While his recovery would take some time to heal (two games), the 49ers were facing one of the most turbulent years in their dynasty. With a quarterback controversy of the ages waged between Joe Montana and Steve Young causing a great deal of headaches for coach Bill Walsh and with a younger, healthier tight end in Brent Jones competing for playing time, John Frank was conflicted. Should he be more concerned for his physical well-being, his team or his future in medicine? What's more, his injuries continued to persist. In his first game back since breaking those three ribs, John Frank broke his hand against the Detroit Lions. Again, he began to realize even more just how barbaric the sport can be as the team doctor overlooked his injury (suggesting a cast), this time in the middle of the game. It was in this moment of clarity that John Frank decided to do something that players of that era rarely did, he refused to reenter the game.

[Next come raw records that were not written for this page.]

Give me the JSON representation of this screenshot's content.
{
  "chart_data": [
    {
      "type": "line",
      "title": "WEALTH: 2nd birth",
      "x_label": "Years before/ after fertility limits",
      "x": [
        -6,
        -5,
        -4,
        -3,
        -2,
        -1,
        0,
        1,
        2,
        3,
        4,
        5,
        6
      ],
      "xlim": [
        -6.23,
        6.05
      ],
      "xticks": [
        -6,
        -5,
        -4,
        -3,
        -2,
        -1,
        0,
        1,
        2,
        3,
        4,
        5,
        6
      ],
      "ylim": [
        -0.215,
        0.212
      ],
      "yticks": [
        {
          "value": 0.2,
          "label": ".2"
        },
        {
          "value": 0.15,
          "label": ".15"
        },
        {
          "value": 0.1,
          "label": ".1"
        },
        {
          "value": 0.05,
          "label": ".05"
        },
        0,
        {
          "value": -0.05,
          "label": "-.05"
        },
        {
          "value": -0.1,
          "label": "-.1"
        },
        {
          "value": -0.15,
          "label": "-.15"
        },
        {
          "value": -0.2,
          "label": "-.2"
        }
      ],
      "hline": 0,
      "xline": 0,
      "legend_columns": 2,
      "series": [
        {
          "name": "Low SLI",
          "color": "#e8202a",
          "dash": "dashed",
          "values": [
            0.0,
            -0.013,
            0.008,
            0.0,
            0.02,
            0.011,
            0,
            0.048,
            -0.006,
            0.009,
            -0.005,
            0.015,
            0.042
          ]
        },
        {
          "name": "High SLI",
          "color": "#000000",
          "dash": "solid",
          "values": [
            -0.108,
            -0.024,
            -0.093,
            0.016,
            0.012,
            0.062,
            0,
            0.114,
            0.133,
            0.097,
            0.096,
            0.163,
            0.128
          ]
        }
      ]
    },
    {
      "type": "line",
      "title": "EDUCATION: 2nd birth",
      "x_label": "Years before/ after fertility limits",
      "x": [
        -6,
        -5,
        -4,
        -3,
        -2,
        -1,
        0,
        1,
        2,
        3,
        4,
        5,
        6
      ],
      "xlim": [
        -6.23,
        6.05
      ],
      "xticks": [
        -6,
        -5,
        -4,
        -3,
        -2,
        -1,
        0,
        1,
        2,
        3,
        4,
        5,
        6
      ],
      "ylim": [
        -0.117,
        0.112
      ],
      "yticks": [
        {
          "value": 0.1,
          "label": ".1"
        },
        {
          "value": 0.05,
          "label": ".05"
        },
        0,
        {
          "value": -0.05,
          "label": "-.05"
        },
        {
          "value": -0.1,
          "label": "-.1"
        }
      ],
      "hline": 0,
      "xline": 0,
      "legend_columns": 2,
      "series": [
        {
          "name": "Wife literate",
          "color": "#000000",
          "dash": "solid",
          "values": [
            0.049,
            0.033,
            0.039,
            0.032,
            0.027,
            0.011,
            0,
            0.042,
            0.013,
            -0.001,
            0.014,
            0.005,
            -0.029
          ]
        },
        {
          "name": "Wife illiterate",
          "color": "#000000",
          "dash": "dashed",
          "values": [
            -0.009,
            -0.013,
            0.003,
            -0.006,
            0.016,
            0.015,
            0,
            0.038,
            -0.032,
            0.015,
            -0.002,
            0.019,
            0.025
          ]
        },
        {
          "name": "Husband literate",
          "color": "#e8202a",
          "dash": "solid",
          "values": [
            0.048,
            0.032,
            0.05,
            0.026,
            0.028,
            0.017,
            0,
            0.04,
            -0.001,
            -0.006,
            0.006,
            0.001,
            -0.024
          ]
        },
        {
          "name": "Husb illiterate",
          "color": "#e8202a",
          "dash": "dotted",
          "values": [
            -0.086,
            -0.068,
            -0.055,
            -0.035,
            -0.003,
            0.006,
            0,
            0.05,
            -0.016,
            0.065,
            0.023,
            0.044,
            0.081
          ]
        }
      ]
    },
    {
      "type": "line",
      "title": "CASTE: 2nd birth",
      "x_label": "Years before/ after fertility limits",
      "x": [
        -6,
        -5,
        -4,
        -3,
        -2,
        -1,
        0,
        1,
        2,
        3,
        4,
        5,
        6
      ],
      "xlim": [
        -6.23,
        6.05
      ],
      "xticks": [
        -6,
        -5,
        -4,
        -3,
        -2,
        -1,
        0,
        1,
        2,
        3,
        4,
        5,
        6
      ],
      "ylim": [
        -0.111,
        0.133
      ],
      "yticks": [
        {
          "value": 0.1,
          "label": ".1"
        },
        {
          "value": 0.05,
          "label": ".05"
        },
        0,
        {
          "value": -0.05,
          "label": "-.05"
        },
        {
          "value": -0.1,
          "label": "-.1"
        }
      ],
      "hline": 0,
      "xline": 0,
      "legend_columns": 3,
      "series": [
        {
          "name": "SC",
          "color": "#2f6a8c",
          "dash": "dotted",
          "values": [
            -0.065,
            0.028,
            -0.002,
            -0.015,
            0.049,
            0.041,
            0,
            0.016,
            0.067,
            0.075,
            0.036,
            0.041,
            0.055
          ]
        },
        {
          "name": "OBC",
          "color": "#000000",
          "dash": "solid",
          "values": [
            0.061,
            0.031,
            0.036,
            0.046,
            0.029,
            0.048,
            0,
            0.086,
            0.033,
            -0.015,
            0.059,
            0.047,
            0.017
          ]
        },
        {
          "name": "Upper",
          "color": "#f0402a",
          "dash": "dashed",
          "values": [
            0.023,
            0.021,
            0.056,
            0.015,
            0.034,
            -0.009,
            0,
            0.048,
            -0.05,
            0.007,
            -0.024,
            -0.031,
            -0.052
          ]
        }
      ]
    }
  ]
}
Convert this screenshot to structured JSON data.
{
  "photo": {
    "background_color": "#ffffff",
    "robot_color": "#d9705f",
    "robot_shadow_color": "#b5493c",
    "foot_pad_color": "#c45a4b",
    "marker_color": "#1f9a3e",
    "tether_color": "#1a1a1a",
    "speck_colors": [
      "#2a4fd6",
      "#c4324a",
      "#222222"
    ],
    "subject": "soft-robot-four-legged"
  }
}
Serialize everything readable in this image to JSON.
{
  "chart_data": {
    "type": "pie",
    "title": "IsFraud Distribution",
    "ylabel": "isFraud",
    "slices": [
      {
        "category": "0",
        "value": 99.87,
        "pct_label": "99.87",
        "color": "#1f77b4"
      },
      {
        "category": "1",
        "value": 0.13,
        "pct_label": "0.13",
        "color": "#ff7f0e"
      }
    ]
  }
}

Soon after, he went in for surgery on his broken hand. While he recovered, he began to feel something that he did not expect, a void in his life. He began to miss the camaraderie among his teammates, the love they showed him on the field and in the locker room. The realization soon began to overtake him that when he eventually left the game, there was a very real chance that he would never experience that same feeling again. After all, he was only 26 years old, with the rest of his life to consider. With all of these conflicting emotions swirling around in his head, John Frank returned six weeks later and finished the year as one of Joe Montana's favorite third-down options, snagging 16 passes for 195 yards and three touchdowns. Despite the season long odds, the 49ers made it to the Super Bowl where they defeated the Cincinnati Bengals. In a fitting tribute to his career, Frank played the closely contested game with a fractured hand. And with that, John Frank called it a career.
A Second Act
After his career in the NFL ended, John Frank continued his studies in medical school, earning his M.D. in 1992 and was accepted in an Ear, Nose and Throat residency in Chicago. While in Chicago, John Frank dealt with countless injuries, but this time he was the one making the decisions. Making life changing decisions for others completed him as he was no longer worried about hurting others and wreaking havoc on his body. The cycle was complete, the gridiron gladiator was now a healer. Eventually, he switched to otolaryngology where he has stayed for nearly 30 years. As an otolaryngologist, he has treated more than 20,000 patients for hair loss and has become a world-renowned surgeon while performing over 3,500 hair transplant surgeries while running the Anapelli Hair Clinic.